Container root has access to disk device that it shouldn't

Objective: Give read/write access to a part of the host filesystem to a non-root user in a container.

host /etc/subuid and /etc/subgid:
root:1000000:65536

What I did:

lxc config device add testmachine testdisk disk path=/testmount source=/tank/testmount recursive=true
This allowed root in the container to access host’s /tank/testmount at /testmount, however, its access was read-only. I’m assuming that this was because container-root was mapped, as advertised, to a nonprivileged user who only had world (read/execute, no write) access to /tank/testmount.

Next thing I tried was to create a user (called ‘nas’) on both the host and the container whose uids/gids I could map together.
useradd -rMd /var/empty nas
On the host, this user had uid 994 and gid 992; on the container, it had uid 997 and gid 996. I also chowned /tank/testmount to nas:nas, chmod 755.
lxc config set testmachine raw.idmap "uid 994 997\ngid 992 996"
Having done this, after bringing down the container, it wouldn’t come up again until I added these lines:

  • host’s /etc/subuid: root:994:1
  • host’s /etc/subgid: root:992:1

After this, the container came up fine, and as ‘nas’ on the container, I was able to create a file in container’s /testmount, which appeared on the host as being owned by nas:nas. However, as root on the container, I was also able to create a file here (which I couldn’t do before the raw.idmap/subuid/subgid change) which appeared on the host as being owned by 1000000:1000000. This I did not expect.

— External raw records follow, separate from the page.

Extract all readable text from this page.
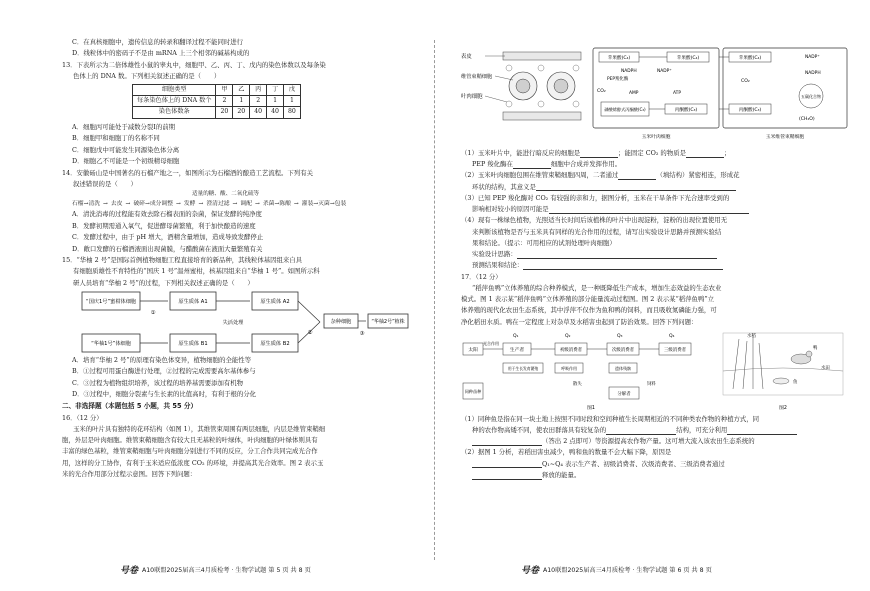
C．在真核细胞中，遗传信息的转录和翻译过程不能同时进行

D．线粒体中的密码子不是由 mRNA 上三个相邻的碱基构成的

13．下表所示为二倍体雄性小鼠的睾丸中，细胞甲、乙、丙、丁、戊内的染色体数以及每条染

色体上的 DNA 数。下列相关叙述正确的是（　　）

细胞类型	甲	乙	丙	丁	戊
每条染色体上的 DNA 数个	2	1	2	1	1
染色体数条	20	20	40	40	80

A．细胞丙可能处于减数分裂Ⅰ的前期

B．细胞甲和细胞丁的名称不同

C．细胞戊中可能发生同源染色体分离

D．细胞乙不可能是一个初级精母细胞

14．安徽砀山是中国著名的石榴产地之一，如图所示为石榴酒的酿造工艺流程。下列有关

叙述错误的是（　　）

适量的糖、酸、二氧化硫等
石榴→清洗 → 去皮 → 破碎→成分调整 → 发酵 → 澄清过滤 → 调配 → 杀菌→陈酿 → 灌装→灭菌→包装

A．清洗消毒的过程能有效去除石榴表面的杂菌，保证发酵的纯净度

B．发酵初期需通入氧气，促进酵母菌繁殖，利于加快酿造的速度

C．发酵过程中，由于 pH 增大，酒精含量增加，造成导致发酵停止

D．敞口发酵的石榴酒液面出现菌膜，与醋酸菌在液面大量繁殖有关

15．“华柚 2 号”是国际首例植物细胞工程直接培育的新品种，其线粒体基因组来自具

有细胞质雄性不育特性的“国庆 1 号”温州蜜柑，核基因组来自“华柚 1 号”。如图所示科

研人员培育“华柚 2 号”的过程，下列相关叙述正确的是（　　）

“国庆1号”蜜柑体细胞
①
原生质体 A1	原生质体 A2
失活处理
“华柚1号”体细胞	原生质体 B1	原生质体 B2
②
杂种细胞
③
“华柚2号”植株

A．培育“华柚 2 号”的原理有染色体变异，植物细胞的全能性等

B．①过程可用蛋白酶进行处理，②过程的完成需要高尔基体参与

C．③过程为植物组织培养，该过程的培养基需要添加有机物

D．③过程中，细胞分裂素与生长素的比值高时，有利于根的分化

二、非选择题（本题包括 5 小题，共 55 分）

16．（12 分）

玉米的叶片具有独特的花环结构（如图 1），其维管束周围有两层细胞，内层是维管束鞘细

胞，外层是叶肉细胞。维管束鞘细胞含有较大且无基粒的叶绿体，叶肉细胞的叶绿体则具有

丰富的绿色基粒，维管束鞘细胞与叶肉细胞分别进行不同的反应，分工合作共同完成光合作

用，这样的分工协作，有利于玉米适应低浓度 CO₂ 的环境，并提高其光合效率。图 2 表示玉

米的光合作用部分过程示意图。回答下列问题：

号卷 A10联盟2025届高三4月质检考 · 生物学试题 第 5 页 共 8 页
表皮
维管束鞘细胞
叶肉细胞
苹果酸(C₄)	苹果酸(C₄)
NADPH	NADP⁺
PEP羧化酶
CO₂	AMP	ATP
磷酸烯醇式丙酮酸(C₃)	丙酮酸(C₃)
苹果酸(C₄)	NADP⁺
NADPH
CO₂
五碳化合物
(CH₂O)
丙酮酸(C₃)
玉米叶肉细胞	玉米维管束鞘细胞

（1）玉米叶片中，能进行暗反应的细胞是	；能固定 CO₂ 的物质是	；

PEP 羧化酶在	细胞中合成并发挥作用。

（2）玉米叶肉细胞包围在维管束鞘细胞四周，二者通过	（填结构）紧密相连，形成花

环状的结构，其意义是

（3）已知 PEP 羧化酶对 CO₂ 有较强的亲和力，据图分析，玉米在干旱条件下光合速率受到的

影响相对较小的原因可能是

（4）现有一株绿色植物，光照适当长时间后该植株的叶片中出现淀粉，淀粉的出现位置使用无

来判断该植物是否与玉米具有同样的光合作用的过程，请写出实验设计思路并预测实验结

果和结论。（提示：可用相应的试剂处理叶肉细胞）

实验设计思路：

预测结果和结论：

17．（12 分）

“稻萍鱼鸭”立体养殖的综合种养模式，是一种既降低生产成本，增加生态效益的生态农业

模式。图 1 表示某“稻萍鱼鸭”立体养殖的部分能量流动过程图。图 2 表示某“稻萍鱼鸭”立

体养殖的现代化农田生态系统，其中浮萍不仅作为鱼和鸭的饲料，而且吸收氮磷能力强，可

净化稻田水质。鸭在一定程度上对杂草及水稻害虫起到了防治效果。回答下列问题：

太阳
光合作用
生产者
Q₁
初级消费者
Q₂
次级消费者
Q₃
三级消费者
Q₄
用于生长发育繁殖	呼吸作用	遗体残骸
同种苗种
分解者
散失	饲料
图1
鸭
鱼
水稻
水田
图2

（1）同种鱼是指在同一块土地上按照不同时段和空间种植生长周期相近的不同种类农作物的种植方式，同

种的农作物高矮不同，使农田群落具有较复杂的	结构，可充分利用

（答出 2 点即可）等资源提高农作物产量。这可增大流入该农田生态系统的

（2）据图 1 分析，若稻田害虫减少，鸭和鱼的数量不会大幅下降，原因是

Q₁~Q₄ 表示生产者、初级消费者、次级消费者、三级消费者通过

释放的能量。

号卷 A10联盟2025届高三4月质检考 · 生物学试题 第 6 页 共 8 页
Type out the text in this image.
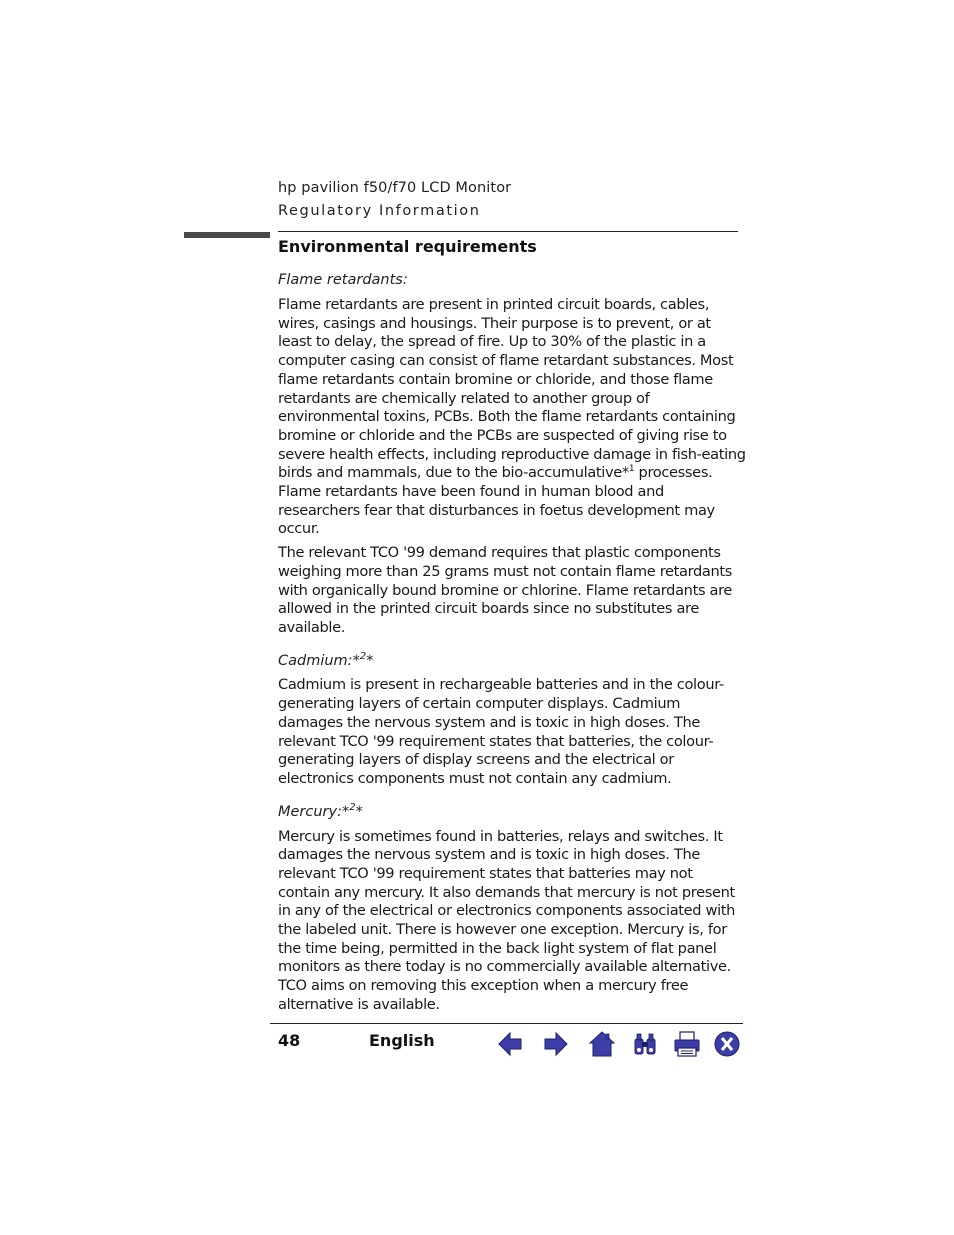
hp pavilion f50/f70 LCD Monitor
Regulatory Information
Environmental requirements

Flame retardants:

Flame retardants are present in printed circuit boards, cables, wires, casings and housings. Their purpose is to prevent, or at least to delay, the spread of fire. Up to 30% of the plastic in a computer casing can consist of flame retardant substances. Most flame retardants contain bromine or chloride, and those flame retardants are chemically related to another group of environmental toxins, PCBs. Both the flame retardants containing bromine or chloride and the PCBs are suspected of giving rise to severe health effects, including reproductive damage in fish-eating birds and mammals, due to the bio-accumulative*$^1$ processes. Flame retardants have been found in human blood and researchers fear that disturbances in foetus development may occur.

The relevant TCO '99 demand requires that plastic components weighing more than 25 grams must not contain flame retardants with organically bound bromine or chlorine. Flame retardants are allowed in the printed circuit boards since no substitutes are available.

Cadmium:*$^2$*

Cadmium is present in rechargeable batteries and in the colour-generating layers of certain computer displays. Cadmium damages the nervous system and is toxic in high doses. The relevant TCO '99 requirement states that batteries, the colour-generating layers of display screens and the electrical or electronics components must not contain any cadmium.

Mercury:*$^2$*

Mercury is sometimes found in batteries, relays and switches. It damages the nervous system and is toxic in high doses. The relevant TCO '99 requirement states that batteries may not contain any mercury. It also demands that mercury is not present in any of the electrical or electronics components associated with the labeled unit. There is however one exception. Mercury is, for the time being, permitted in the back light system of flat panel monitors as there today is no commercially available alternative. TCO aims on removing this exception when a mercury free alternative is available.

48	English
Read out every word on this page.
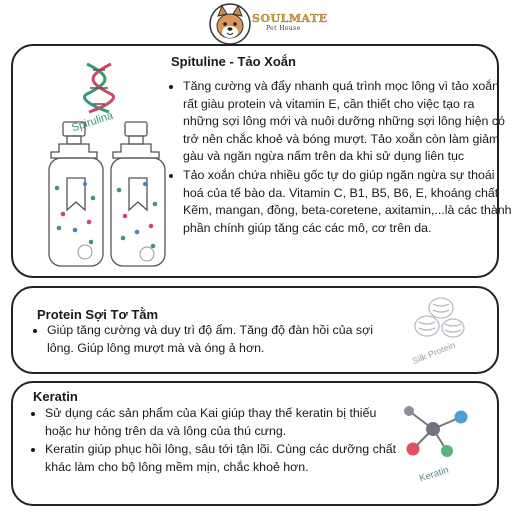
SOULMATE
Pet House
Spituline - Tảo Xoắn
Spirulina
• Tăng cường và đẩy nhanh quá trình mọc lông vì tảo xoắn rất giàu protein và vitamin E, cần thiết cho việc tạo ra những sợi lông mới và nuôi dưỡng những sợi lông hiện có trở nên chắc khoẻ và bóng mượt. Tảo xoắn còn làm giảm gàu và ngăn ngừa nấm trên da khi sử dụng liên tục
• Tảo xoắn chứa nhiều gốc tự do giúp ngăn ngừa sự thoái hoá của tế bào da. Vitamin C, B1, B5, B6, E, khoáng chất Kẽm, mangan, đồng, beta-coretene, axitamin,...là các thành phần chính giúp tăng các các mô, cơ trên da.
Protein Sợi Tơ Tằm
• Giúp tăng cường và duy trì độ ẩm. Tăng độ đàn hồi của sợi lông. Giúp lông mượt mà và óng ả hơn.	Silk Protein
Keratin
• Sử dụng các sản phẩm của Kai giúp thay thế keratin bị thiếu hoặc hư hỏng trên da và lông của thú cưng.
• Keratin giúp phục hồi lông, sâu tới tận lõi. Cùng các dưỡng chất khác làm cho bộ lông mềm mịn, chắc khoẻ hơn.	Keratin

The source of my confusion is this. It’s easy enough to understand that my actions with raw.idmap/subuid/subgid set it up so that the container’s ‘nas’ user was the host’s ‘nas’ user and had the same privileges on the container as on the host. However, root on the container ostensibly maps to uid 1000000 on the host, which should have no privileges to modify /tank/testmount, and yet it’s able to.

Where does this unexpected privilege come from, and am I doing something wrong to accomplish my goal?

I appreciate anyone’s help. =)

Yeah, that looks a bit odd. You’d expect root to have to switch to the nas user before being able to do that.

@brauner

Yeah, that looks a bit odd. You’d expect root to have to switch to the nas user before being able to do that.

@brauner

I’ll take a look soon but it’s unlikely I will manage to do it this
week.

I’ll be around! Let me know if I can provide any more information to assist.

@brauner Ping? Don’t want to rush you, but also want to keep this from falling into the cracks. =)

I think this is expected behavior:

  • If the nas user is not mapped and you’re trying to create a file in a directory that is owned by your nas user the kernel will check on the directory inode whether you have the necessary capabilities within the user namespace and whether the owning ids of the inode are mapped within that user namespace. They aren’t so you’re not allowed to create that file.
  • If the nas user is mapped then the kernel will hit capable_wrt_inode_uidgid() as well. It checks on the directory you’re trying to create the file in that the current user (userns root in your questions) has necessary capabilities within the user namespace (it has) and that the id of the file to be created is mapped within that user namespace (it is since you’ve mapped the ids of the nas user). So you can create a file.